When I hit this particular hill, I push through despite my exhaustion. At this point of the race, you are less than 2 miles away from the finish and this is the last obstacle. If you can stay strong, then you are good till the end.

I crossed the finish line in 1:53.

As soon as I crossed, I wasted no time in turning back and to look for Peter. I wanted to make it a point to see him finish. He was aiming to finish faster than his pub run time (2:24), but then again, we never know how things will go on race day so I was not certain how long I was going to wait.

It wasn't long though! Around 2:10, I saw Peter at the top of the hill that led runners towards the finish line. My jaw about dropped because I had no idea he would be arriving 14 minutes faster than his last time.

I told him to sprint.

His exact finish time was 2:10:59!!! I was so happy for him!

We both seemed to have excellent races and were very proud of ourselves.

Hell, I even got an age group award on a bum foot!
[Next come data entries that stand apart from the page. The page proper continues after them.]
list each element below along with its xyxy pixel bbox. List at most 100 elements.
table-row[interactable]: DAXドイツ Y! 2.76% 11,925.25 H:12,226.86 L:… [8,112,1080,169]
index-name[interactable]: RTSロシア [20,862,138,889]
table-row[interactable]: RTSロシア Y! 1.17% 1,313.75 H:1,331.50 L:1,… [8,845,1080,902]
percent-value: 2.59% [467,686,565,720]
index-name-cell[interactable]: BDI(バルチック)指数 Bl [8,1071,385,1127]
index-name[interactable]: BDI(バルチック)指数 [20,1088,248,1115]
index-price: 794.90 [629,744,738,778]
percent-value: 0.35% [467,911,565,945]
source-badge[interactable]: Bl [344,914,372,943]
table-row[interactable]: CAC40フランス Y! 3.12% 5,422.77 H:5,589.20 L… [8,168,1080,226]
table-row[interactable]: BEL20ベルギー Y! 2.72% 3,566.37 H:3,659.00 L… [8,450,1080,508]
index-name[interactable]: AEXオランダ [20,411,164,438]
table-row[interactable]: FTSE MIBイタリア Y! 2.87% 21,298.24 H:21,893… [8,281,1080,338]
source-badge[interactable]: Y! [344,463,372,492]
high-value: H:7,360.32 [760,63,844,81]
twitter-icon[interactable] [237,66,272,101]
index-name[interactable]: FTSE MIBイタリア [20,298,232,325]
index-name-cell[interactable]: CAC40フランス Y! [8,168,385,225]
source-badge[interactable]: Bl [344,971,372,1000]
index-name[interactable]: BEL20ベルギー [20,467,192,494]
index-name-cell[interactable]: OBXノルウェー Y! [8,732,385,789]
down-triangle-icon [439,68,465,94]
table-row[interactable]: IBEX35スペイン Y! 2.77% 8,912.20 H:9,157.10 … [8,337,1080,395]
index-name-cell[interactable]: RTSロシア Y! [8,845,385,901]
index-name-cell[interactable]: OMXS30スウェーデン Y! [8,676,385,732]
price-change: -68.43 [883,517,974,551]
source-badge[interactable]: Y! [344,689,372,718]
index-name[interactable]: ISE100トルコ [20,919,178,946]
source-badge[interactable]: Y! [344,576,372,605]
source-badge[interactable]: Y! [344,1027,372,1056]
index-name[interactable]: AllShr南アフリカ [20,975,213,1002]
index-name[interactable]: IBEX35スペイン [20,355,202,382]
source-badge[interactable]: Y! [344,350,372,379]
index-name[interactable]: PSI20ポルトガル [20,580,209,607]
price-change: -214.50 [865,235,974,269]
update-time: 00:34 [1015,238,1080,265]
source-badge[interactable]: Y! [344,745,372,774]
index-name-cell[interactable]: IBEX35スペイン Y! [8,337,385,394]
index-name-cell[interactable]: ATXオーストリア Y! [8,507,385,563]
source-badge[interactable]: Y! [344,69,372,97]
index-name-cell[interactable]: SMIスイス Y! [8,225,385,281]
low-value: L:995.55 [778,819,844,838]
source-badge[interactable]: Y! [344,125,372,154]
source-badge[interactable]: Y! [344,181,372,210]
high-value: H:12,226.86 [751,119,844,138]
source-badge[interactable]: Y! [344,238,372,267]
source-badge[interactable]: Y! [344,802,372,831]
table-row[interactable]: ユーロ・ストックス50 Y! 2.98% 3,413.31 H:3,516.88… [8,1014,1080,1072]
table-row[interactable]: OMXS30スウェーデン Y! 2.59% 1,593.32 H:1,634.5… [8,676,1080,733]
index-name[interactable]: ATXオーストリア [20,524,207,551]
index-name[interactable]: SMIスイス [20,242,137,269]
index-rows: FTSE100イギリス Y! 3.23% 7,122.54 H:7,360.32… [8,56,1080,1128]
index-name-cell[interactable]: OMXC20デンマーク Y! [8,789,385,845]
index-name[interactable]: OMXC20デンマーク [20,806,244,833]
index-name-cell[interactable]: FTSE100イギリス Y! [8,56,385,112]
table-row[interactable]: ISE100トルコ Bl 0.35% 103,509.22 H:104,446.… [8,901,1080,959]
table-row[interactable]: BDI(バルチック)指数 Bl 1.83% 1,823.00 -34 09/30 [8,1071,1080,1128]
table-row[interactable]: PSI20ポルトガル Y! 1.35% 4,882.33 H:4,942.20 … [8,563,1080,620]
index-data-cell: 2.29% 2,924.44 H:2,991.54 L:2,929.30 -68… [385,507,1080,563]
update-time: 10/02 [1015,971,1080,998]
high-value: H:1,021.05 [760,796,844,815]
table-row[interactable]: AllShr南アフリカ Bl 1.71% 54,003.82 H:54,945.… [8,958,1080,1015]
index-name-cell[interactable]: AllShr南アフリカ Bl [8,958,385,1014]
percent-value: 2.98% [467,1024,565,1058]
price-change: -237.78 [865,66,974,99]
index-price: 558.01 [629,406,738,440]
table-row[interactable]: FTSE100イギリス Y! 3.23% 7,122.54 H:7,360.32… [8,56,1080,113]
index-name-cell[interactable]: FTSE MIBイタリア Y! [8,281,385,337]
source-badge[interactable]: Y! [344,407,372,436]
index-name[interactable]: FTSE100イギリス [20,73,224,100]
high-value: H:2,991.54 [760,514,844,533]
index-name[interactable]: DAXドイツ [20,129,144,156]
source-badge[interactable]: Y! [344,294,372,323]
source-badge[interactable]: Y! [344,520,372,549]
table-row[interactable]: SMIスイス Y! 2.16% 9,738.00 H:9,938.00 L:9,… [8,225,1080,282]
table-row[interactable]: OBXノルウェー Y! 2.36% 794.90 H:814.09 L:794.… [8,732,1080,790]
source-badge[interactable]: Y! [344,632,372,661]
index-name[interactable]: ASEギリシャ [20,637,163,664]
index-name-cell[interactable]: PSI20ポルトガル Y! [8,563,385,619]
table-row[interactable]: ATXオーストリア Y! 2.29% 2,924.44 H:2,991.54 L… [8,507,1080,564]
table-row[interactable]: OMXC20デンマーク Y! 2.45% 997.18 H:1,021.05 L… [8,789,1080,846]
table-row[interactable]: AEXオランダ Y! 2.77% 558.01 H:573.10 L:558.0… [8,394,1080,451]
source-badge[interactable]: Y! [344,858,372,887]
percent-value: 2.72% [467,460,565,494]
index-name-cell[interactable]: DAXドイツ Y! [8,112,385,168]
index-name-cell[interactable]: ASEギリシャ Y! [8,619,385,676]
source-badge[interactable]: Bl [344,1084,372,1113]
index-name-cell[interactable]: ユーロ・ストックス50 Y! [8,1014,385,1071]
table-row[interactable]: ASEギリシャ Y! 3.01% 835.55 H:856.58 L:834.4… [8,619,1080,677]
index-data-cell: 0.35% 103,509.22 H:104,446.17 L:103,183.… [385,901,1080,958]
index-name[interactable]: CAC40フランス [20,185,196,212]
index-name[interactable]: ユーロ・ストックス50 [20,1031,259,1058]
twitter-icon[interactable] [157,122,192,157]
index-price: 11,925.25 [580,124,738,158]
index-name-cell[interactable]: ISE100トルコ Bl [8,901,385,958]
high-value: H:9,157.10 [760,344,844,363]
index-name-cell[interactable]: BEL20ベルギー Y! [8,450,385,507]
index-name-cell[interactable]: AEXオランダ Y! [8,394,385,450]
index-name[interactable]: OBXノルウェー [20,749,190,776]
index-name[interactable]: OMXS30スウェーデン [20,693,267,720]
I came in second while Carly took her rightful position in first!

Like every year, I give CFAR's Mad Anthony Half Marathon high marks. This was my 3rd year doing it and I am sure I will be back for more in the future. The course is great because not only is it a challenge, but the scenery is so refreshing! It really helps the miles cruise by! The course support and volunteers are also extremely friendly and motivating! You can't find too many better than this when it comes to friendly people.

Anyway, I feel like this recap has gone a lot longer than expected! I even took some things out to keep it down on word count! I hope it wasn't too much though! Definitely worth writing about regardless :)

Have you ever been diagnosed with sesamoid issues? How did you overcome it?

Have you ever raced on an injury? How did you get through it? Did you do well?

What race have done that had amazing volunteers?